The only angle I'm still working out is if someone finishes a degree, declares bankruptcy, and then goes back to the same degree (elsewhere) - they don't have the credits but they presumably know the material and can easily pass all the classes the second time around with a better grade.


Allow borrowers to default on student loans. Then banks can charge an appropriate interest rate for the credit risk of the borrower, based on pursued major (among other things).


Very few students would qualify. Most of them have no credit history and little to no income. If it were easy to default, the entire system would collapse.

Obviously the impossibility of defaulting and the ease of getting loans feeds the problem, but what you are proposing would destroy the system rather than fix it.


Very few students in worthless degree would qualify. Engineering and medical degrees would do much better because good students would not default as the degree is part of what drives their job.

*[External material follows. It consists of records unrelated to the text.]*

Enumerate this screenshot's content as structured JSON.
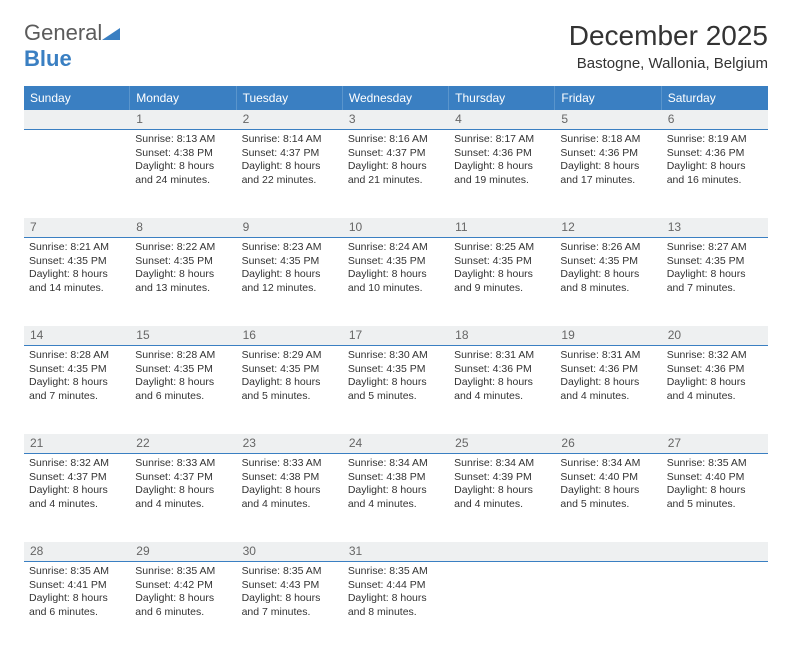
{
  "logo": {
    "text1": "General",
    "text2": "Blue",
    "tri_color": "#3a7fc2"
  },
  "title": "December 2025",
  "location": "Bastogne, Wallonia, Belgium",
  "colors": {
    "header_bg": "#3a7fc2",
    "header_text": "#ffffff",
    "daynum_bg": "#eef0f1",
    "daynum_border": "#3a7fc2",
    "body_text": "#333333",
    "daynum_text": "#666666"
  },
  "typography": {
    "title_fontsize": 28,
    "location_fontsize": 15,
    "weekday_fontsize": 12,
    "daynum_fontsize": 12,
    "cell_fontsize": 10.5
  },
  "layout": {
    "columns": 7,
    "weeks": 5,
    "cell_min_height": 88
  },
  "weekdays": [
    "Sunday",
    "Monday",
    "Tuesday",
    "Wednesday",
    "Thursday",
    "Friday",
    "Saturday"
  ],
  "weeks": [
    {
      "nums": [
        "",
        "1",
        "2",
        "3",
        "4",
        "5",
        "6"
      ],
      "cells": [
        {},
        {
          "sunrise": "Sunrise: 8:13 AM",
          "sunset": "Sunset: 4:38 PM",
          "daylight": "Daylight: 8 hours and 24 minutes."
        },
        {
          "sunrise": "Sunrise: 8:14 AM",
          "sunset": "Sunset: 4:37 PM",
          "daylight": "Daylight: 8 hours and 22 minutes."
        },
        {
          "sunrise": "Sunrise: 8:16 AM",
          "sunset": "Sunset: 4:37 PM",
          "daylight": "Daylight: 8 hours and 21 minutes."
        },
        {
          "sunrise": "Sunrise: 8:17 AM",
          "sunset": "Sunset: 4:36 PM",
          "daylight": "Daylight: 8 hours and 19 minutes."
        },
        {
          "sunrise": "Sunrise: 8:18 AM",
          "sunset": "Sunset: 4:36 PM",
          "daylight": "Daylight: 8 hours and 17 minutes."
        },
        {
          "sunrise": "Sunrise: 8:19 AM",
          "sunset": "Sunset: 4:36 PM",
          "daylight": "Daylight: 8 hours and 16 minutes."
        }
      ]
    },
    {
      "nums": [
        "7",
        "8",
        "9",
        "10",
        "11",
        "12",
        "13"
      ],
      "cells": [
        {
          "sunrise": "Sunrise: 8:21 AM",
          "sunset": "Sunset: 4:35 PM",
          "daylight": "Daylight: 8 hours and 14 minutes."
        },
        {
          "sunrise": "Sunrise: 8:22 AM",
          "sunset": "Sunset: 4:35 PM",
          "daylight": "Daylight: 8 hours and 13 minutes."
        },
        {
          "sunrise": "Sunrise: 8:23 AM",
          "sunset": "Sunset: 4:35 PM",
          "daylight": "Daylight: 8 hours and 12 minutes."
        },
        {
          "sunrise": "Sunrise: 8:24 AM",
          "sunset": "Sunset: 4:35 PM",
          "daylight": "Daylight: 8 hours and 10 minutes."
        },
        {
          "sunrise": "Sunrise: 8:25 AM",
          "sunset": "Sunset: 4:35 PM",
          "daylight": "Daylight: 8 hours and 9 minutes."
        },
        {
          "sunrise": "Sunrise: 8:26 AM",
          "sunset": "Sunset: 4:35 PM",
          "daylight": "Daylight: 8 hours and 8 minutes."
        },
        {
          "sunrise": "Sunrise: 8:27 AM",
          "sunset": "Sunset: 4:35 PM",
          "daylight": "Daylight: 8 hours and 7 minutes."
        }
      ]
    },
    {
      "nums": [
        "14",
        "15",
        "16",
        "17",
        "18",
        "19",
        "20"
      ],
      "cells": [
        {
          "sunrise": "Sunrise: 8:28 AM",
          "sunset": "Sunset: 4:35 PM",
          "daylight": "Daylight: 8 hours and 7 minutes."
        },
        {
          "sunrise": "Sunrise: 8:28 AM",
          "sunset": "Sunset: 4:35 PM",
          "daylight": "Daylight: 8 hours and 6 minutes."
        },
        {
          "sunrise": "Sunrise: 8:29 AM",
          "sunset": "Sunset: 4:35 PM",
          "daylight": "Daylight: 8 hours and 5 minutes."
        },
        {
          "sunrise": "Sunrise: 8:30 AM",
          "sunset": "Sunset: 4:35 PM",
          "daylight": "Daylight: 8 hours and 5 minutes."
        },
        {
          "sunrise": "Sunrise: 8:31 AM",
          "sunset": "Sunset: 4:36 PM",
          "daylight": "Daylight: 8 hours and 4 minutes."
        },
        {
          "sunrise": "Sunrise: 8:31 AM",
          "sunset": "Sunset: 4:36 PM",
          "daylight": "Daylight: 8 hours and 4 minutes."
        },
        {
          "sunrise": "Sunrise: 8:32 AM",
          "sunset": "Sunset: 4:36 PM",
          "daylight": "Daylight: 8 hours and 4 minutes."
        }
      ]
    },
    {
      "nums": [
        "21",
        "22",
        "23",
        "24",
        "25",
        "26",
        "27"
      ],
      "cells": [
        {
          "sunrise": "Sunrise: 8:32 AM",
          "sunset": "Sunset: 4:37 PM",
          "daylight": "Daylight: 8 hours and 4 minutes."
        },
        {
          "sunrise": "Sunrise: 8:33 AM",
          "sunset": "Sunset: 4:37 PM",
          "daylight": "Daylight: 8 hours and 4 minutes."
        },
        {
          "sunrise": "Sunrise: 8:33 AM",
          "sunset": "Sunset: 4:38 PM",
          "daylight": "Daylight: 8 hours and 4 minutes."
        },
        {
          "sunrise": "Sunrise: 8:34 AM",
          "sunset": "Sunset: 4:38 PM",
          "daylight": "Daylight: 8 hours and 4 minutes."
        },
        {
          "sunrise": "Sunrise: 8:34 AM",
          "sunset": "Sunset: 4:39 PM",
          "daylight": "Daylight: 8 hours and 4 minutes."
        },
        {
          "sunrise": "Sunrise: 8:34 AM",
          "sunset": "Sunset: 4:40 PM",
          "daylight": "Daylight: 8 hours and 5 minutes."
        },
        {
          "sunrise": "Sunrise: 8:35 AM",
          "sunset": "Sunset: 4:40 PM",
          "daylight": "Daylight: 8 hours and 5 minutes."
        }
      ]
    },
    {
      "nums": [
        "28",
        "29",
        "30",
        "31",
        "",
        "",
        ""
      ],
      "cells": [
        {
          "sunrise": "Sunrise: 8:35 AM",
          "sunset": "Sunset: 4:41 PM",
          "daylight": "Daylight: 8 hours and 6 minutes."
        },
        {
          "sunrise": "Sunrise: 8:35 AM",
          "sunset": "Sunset: 4:42 PM",
          "daylight": "Daylight: 8 hours and 6 minutes."
        },
        {
          "sunrise": "Sunrise: 8:35 AM",
          "sunset": "Sunset: 4:43 PM",
          "daylight": "Daylight: 8 hours and 7 minutes."
        },
        {
          "sunrise": "Sunrise: 8:35 AM",
          "sunset": "Sunset: 4:44 PM",
          "daylight": "Daylight: 8 hours and 8 minutes."
        },
        {},
        {},
        {}
      ]
    }
  ]
}
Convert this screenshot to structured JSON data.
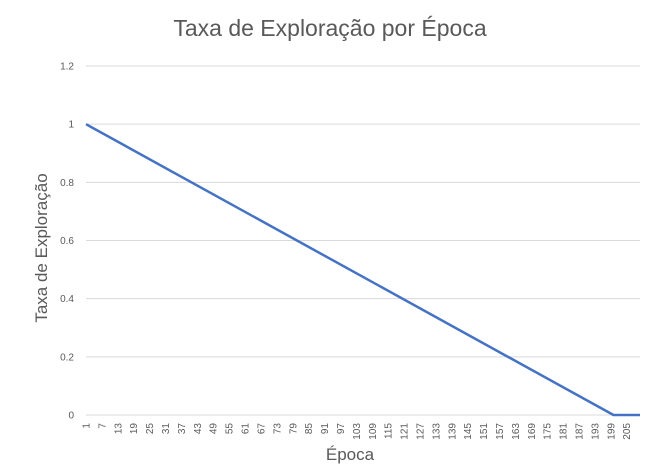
{
  "chart_data": {
    "type": "line",
    "title": "Taxa de Exploração por Época",
    "xlabel": "Época",
    "ylabel": "Taxa de Exploração",
    "ylim": [
      0,
      1.2
    ],
    "y_ticks": [
      "0",
      "0.2",
      "0.4",
      "0.6",
      "0.8",
      "1",
      "1.2"
    ],
    "x_tick_labels": [
      "1",
      "7",
      "13",
      "19",
      "25",
      "31",
      "37",
      "43",
      "49",
      "55",
      "61",
      "67",
      "73",
      "79",
      "85",
      "91",
      "97",
      "103",
      "109",
      "115",
      "121",
      "127",
      "133",
      "139",
      "145",
      "151",
      "157",
      "163",
      "169",
      "175",
      "181",
      "187",
      "193",
      "199",
      "205"
    ],
    "x_range": [
      1,
      210
    ],
    "grid": true,
    "legend": "none",
    "series_color": "#4472c4",
    "series": [
      {
        "x": [
          1,
          200,
          210
        ],
        "values": [
          1.0,
          0.0,
          0.0
        ]
      }
    ]
  }
}
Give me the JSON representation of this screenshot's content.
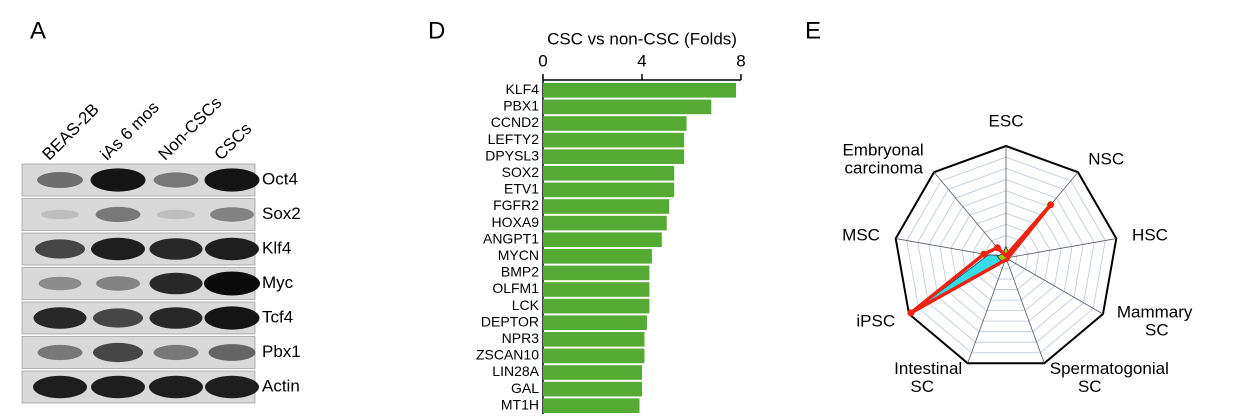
{
  "panel_a": {
    "label": "A",
    "lanes": [
      "BEAS-2B",
      "iAs 6 mos",
      "Non-CSCs",
      "CSCs"
    ],
    "rows": [
      {
        "name": "Oct4",
        "bands": [
          0.5,
          0.95,
          0.45,
          0.95
        ]
      },
      {
        "name": "Sox2",
        "bands": [
          0.1,
          0.45,
          0.1,
          0.4
        ]
      },
      {
        "name": "Klf4",
        "bands": [
          0.7,
          0.9,
          0.85,
          0.9
        ]
      },
      {
        "name": "Myc",
        "bands": [
          0.35,
          0.4,
          0.85,
          1.0
        ]
      },
      {
        "name": "Tcf4",
        "bands": [
          0.85,
          0.7,
          0.85,
          0.95
        ]
      },
      {
        "name": "Pbx1",
        "bands": [
          0.45,
          0.7,
          0.45,
          0.55
        ]
      },
      {
        "name": "Actin",
        "bands": [
          0.9,
          0.9,
          0.9,
          0.9
        ]
      }
    ]
  },
  "chart_data": [
    {
      "type": "bar",
      "label": "D",
      "title": "CSC vs non-CSC (Folds)",
      "categories": [
        "KLF4",
        "PBX1",
        "CCND2",
        "LEFTY2",
        "DPYSL3",
        "SOX2",
        "ETV1",
        "FGFR2",
        "HOXA9",
        "ANGPT1",
        "MYCN",
        "BMP2",
        "OLFM1",
        "LCK",
        "DEPTOR",
        "NPR3",
        "ZSCAN10",
        "LIN28A",
        "GAL",
        "MT1H"
      ],
      "values": [
        7.8,
        6.8,
        5.8,
        5.7,
        5.7,
        5.3,
        5.3,
        5.1,
        5.0,
        4.8,
        4.4,
        4.3,
        4.3,
        4.3,
        4.2,
        4.1,
        4.1,
        4.0,
        4.0,
        3.9
      ],
      "color": "#55aa33",
      "xlim": [
        0,
        8
      ],
      "xticks": [
        0,
        4,
        8
      ]
    },
    {
      "type": "radar",
      "label": "E",
      "categories": [
        [
          "ESC"
        ],
        [
          "NSC"
        ],
        [
          "HSC"
        ],
        [
          "Mammary",
          "SC"
        ],
        [
          "Spermatogonial",
          "SC"
        ],
        [
          "Intestinal",
          "SC"
        ],
        [
          "iPSC"
        ],
        [
          "MSC"
        ],
        [
          "Embryonal",
          "carcinoma"
        ]
      ],
      "rlim": [
        0,
        1
      ],
      "grid_rings": 10,
      "series": [
        {
          "color": "#33dde8",
          "values": [
            0.03,
            0.03,
            0.02,
            0.02,
            0.02,
            0.03,
            0.95,
            0.16,
            0.03
          ]
        },
        {
          "color": "#99cc00",
          "values": [
            0.1,
            0.05,
            0.03,
            0.02,
            0.02,
            0.02,
            0.05,
            0.08,
            0.05
          ]
        },
        {
          "color": "#ee2211",
          "values": [
            0.02,
            0.62,
            0.02,
            0.02,
            0.02,
            0.02,
            0.98,
            0.2,
            0.12
          ]
        }
      ]
    }
  ]
}
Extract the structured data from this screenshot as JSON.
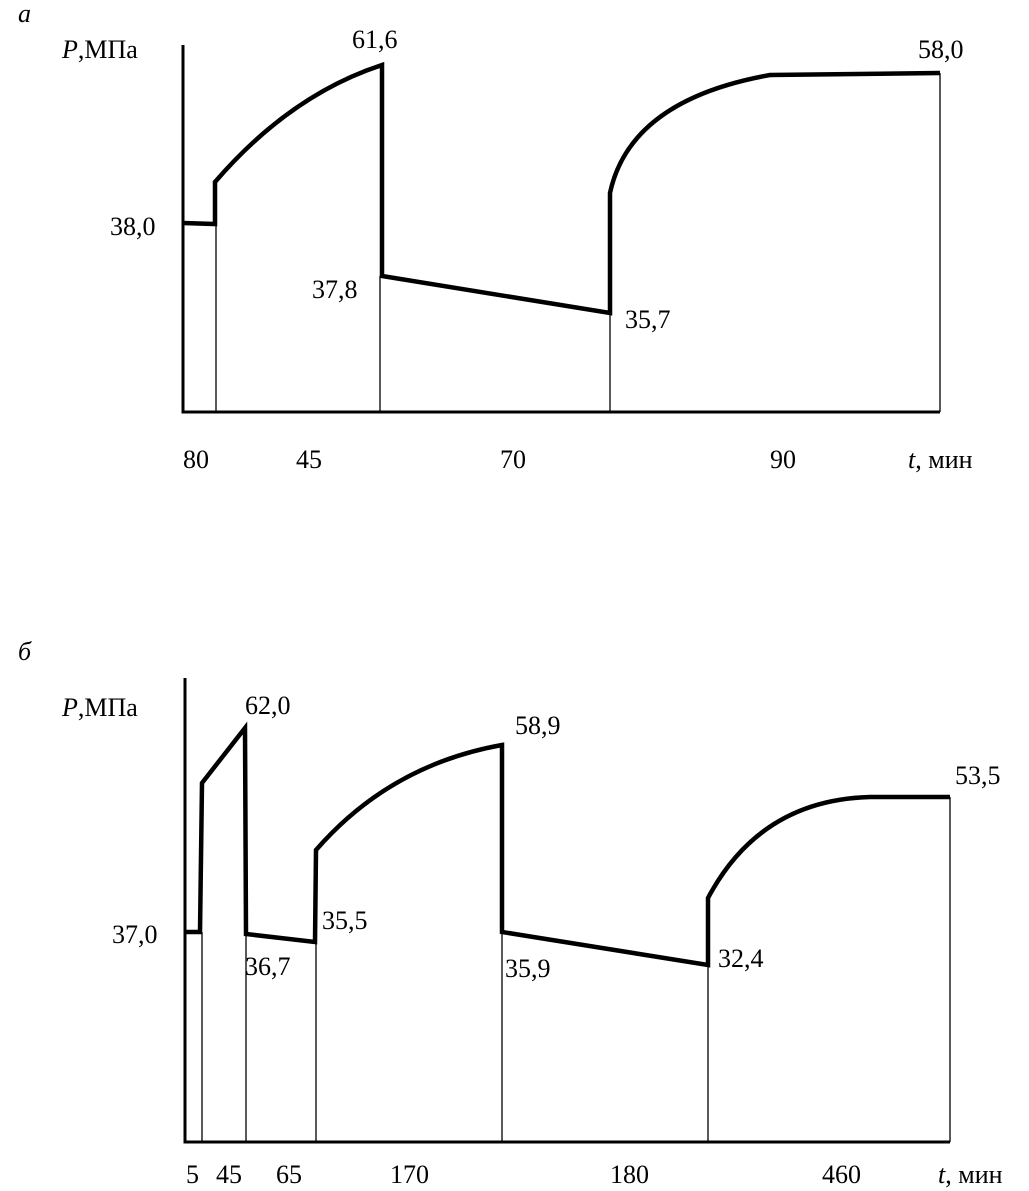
{
  "panels": [
    {
      "letter": "а",
      "y_axis": {
        "symbol": "P",
        "unit": ",МПа"
      },
      "x_axis": {
        "symbol": "t",
        "unit": ", мин"
      },
      "pressure_labels": [
        "61,6",
        "58,0",
        "38,0",
        "37,8",
        "35,7"
      ],
      "duration_labels": [
        "80",
        "45",
        "70",
        "90"
      ]
    },
    {
      "letter": "б",
      "y_axis": {
        "symbol": "P",
        "unit": ",МПа"
      },
      "x_axis": {
        "symbol": "t",
        "unit": ", мин"
      },
      "pressure_labels": [
        "62,0",
        "58,9",
        "53,5",
        "37,0",
        "36,7",
        "35,5",
        "35,9",
        "32,4"
      ],
      "duration_labels": [
        "5",
        "45",
        "65",
        "170",
        "180",
        "460"
      ]
    }
  ]
}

It seems that could open banks to more liability:

- If they encourage a path via low-rate loans in a field that tanks

- If they prevent a path via high-rate loan that turns out to be much more lucrative than the one they encouraged.


Are there any policies in place that prohibit discrimination of borrowers based on the major pursued?


That's so crazy, it might just work...


> The only angle I'm still working out is if someone finishes a degree, declares bankruptcy, and then goes back to the same degree (elsewhere) - they don't have the credits but they presumably know the material and can easily pass all the classes the second time around with a better grade.

Is that a problem, though? Presumably they still have to pay for the degree the second time around. And if they don't (say, a free community college), then sure, they're getting something "easier", but they still have to spend the time to get it, and they're getting a degree from a low-ranked college vs. the (for example) elite university they went through the first time.